Tuesday, December 4, 2007

Split Pea Soup

I should clean out the freezer more often. What does one do with just 3 slices of bacon? Make soup! My pantry is always stocked with split peas and lentils so this soup is easy for me to prepare on a moment's notice. Ham hocks are not in my culinary vocabulary, so bacon is my smoked meat of choice.

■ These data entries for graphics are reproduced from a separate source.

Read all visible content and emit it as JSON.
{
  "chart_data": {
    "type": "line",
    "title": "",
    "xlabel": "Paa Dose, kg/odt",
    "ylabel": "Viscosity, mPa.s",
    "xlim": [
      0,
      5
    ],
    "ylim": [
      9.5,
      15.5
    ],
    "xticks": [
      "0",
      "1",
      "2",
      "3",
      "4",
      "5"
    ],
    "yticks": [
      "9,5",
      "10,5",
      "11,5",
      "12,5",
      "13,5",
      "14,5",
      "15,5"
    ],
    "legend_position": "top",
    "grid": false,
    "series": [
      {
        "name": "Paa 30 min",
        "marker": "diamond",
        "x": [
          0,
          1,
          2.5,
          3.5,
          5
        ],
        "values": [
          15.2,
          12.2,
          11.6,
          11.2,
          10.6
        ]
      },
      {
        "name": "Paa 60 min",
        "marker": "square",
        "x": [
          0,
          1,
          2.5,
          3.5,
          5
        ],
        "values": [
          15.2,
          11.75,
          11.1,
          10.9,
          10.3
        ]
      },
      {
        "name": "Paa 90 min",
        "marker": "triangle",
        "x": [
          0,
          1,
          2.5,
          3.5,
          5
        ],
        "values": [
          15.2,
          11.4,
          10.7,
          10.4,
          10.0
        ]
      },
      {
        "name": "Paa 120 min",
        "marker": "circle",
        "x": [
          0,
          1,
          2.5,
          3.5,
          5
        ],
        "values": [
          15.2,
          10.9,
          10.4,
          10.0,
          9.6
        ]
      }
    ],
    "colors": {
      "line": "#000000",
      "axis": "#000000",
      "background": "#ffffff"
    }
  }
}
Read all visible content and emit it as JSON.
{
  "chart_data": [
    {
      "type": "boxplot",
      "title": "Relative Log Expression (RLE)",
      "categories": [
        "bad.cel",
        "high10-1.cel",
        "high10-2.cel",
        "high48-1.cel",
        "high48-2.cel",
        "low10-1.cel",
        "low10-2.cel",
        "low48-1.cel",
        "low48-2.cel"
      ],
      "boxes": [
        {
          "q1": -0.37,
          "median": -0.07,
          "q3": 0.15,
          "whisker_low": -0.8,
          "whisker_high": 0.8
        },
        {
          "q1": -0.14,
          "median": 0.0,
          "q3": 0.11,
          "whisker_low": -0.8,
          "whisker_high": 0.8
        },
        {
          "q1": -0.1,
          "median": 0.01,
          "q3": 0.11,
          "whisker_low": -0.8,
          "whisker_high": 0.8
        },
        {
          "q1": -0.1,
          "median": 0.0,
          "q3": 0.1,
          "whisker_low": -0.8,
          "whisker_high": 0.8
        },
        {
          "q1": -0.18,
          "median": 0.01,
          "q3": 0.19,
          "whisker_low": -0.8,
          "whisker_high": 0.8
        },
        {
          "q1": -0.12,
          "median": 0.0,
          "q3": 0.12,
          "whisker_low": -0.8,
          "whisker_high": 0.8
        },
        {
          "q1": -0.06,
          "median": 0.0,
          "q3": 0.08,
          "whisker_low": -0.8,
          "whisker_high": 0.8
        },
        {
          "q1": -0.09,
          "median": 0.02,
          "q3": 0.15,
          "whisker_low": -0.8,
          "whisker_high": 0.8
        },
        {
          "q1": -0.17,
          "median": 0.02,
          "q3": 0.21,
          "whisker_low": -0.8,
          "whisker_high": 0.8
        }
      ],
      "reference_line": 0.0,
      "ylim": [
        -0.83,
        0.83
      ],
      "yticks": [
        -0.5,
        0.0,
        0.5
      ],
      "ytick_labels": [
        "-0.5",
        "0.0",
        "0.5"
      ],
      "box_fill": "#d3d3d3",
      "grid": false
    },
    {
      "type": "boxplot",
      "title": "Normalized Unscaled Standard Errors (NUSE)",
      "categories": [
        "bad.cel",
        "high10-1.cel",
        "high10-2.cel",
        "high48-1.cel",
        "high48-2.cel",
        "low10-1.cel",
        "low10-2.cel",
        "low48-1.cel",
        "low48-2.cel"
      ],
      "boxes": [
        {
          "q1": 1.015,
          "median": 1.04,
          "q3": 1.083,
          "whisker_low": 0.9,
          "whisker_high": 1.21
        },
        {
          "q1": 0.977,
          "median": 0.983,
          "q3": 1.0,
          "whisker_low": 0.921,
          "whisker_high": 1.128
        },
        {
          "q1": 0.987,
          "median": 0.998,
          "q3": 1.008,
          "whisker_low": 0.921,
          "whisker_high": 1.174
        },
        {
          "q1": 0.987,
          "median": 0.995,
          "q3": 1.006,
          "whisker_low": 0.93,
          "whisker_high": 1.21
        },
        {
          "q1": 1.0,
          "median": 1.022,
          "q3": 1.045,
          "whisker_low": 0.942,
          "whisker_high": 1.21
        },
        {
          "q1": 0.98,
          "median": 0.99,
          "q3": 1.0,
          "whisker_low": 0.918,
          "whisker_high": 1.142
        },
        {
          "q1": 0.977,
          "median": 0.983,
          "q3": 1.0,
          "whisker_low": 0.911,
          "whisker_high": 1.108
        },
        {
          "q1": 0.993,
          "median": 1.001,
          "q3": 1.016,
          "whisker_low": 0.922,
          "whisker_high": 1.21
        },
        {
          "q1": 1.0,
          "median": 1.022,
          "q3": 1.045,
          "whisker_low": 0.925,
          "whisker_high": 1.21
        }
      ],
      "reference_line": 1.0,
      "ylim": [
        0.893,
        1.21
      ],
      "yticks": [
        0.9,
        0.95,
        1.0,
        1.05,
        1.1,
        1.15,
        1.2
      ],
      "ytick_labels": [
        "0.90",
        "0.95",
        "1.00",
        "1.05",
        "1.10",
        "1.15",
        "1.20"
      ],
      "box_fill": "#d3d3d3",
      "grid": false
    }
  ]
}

1 lb. pkg of green split peas
3 slices thick cut bacon
1 medium yellow onion
1C finely diced celery
1C very finely diced carrots
3 cloves garlic
salt and pepper to taste
2t dried thyme leaves (or 1t fresh)
1t smoked paprika
water to cover peas by 2 inches

Wash the dried split peas in a sieve and set aside. Very finely dice the bacon and saute in an 8 quart soup pot. Dice the onion, dice the celery and almost mince the carrots (I use shredded carrots to simplify this process), then saute them over a medium flame in the bacon fat. Add some extra virgin olive oil if there isn't enough fat from the bacon to saute the vegetables until they soften. Thinly slice the garlic and saute with the vegetables for a minute or two. Add the washed split peas into the pot and cover with 2 inches of water, bring to a boil, then lower to a simmer and cover the pot. Stir every 10-15 minutes until the peas have cooked down and the soup has thickened. I like serving this with garlic bread, but a crusty rustic loaf of bread works too.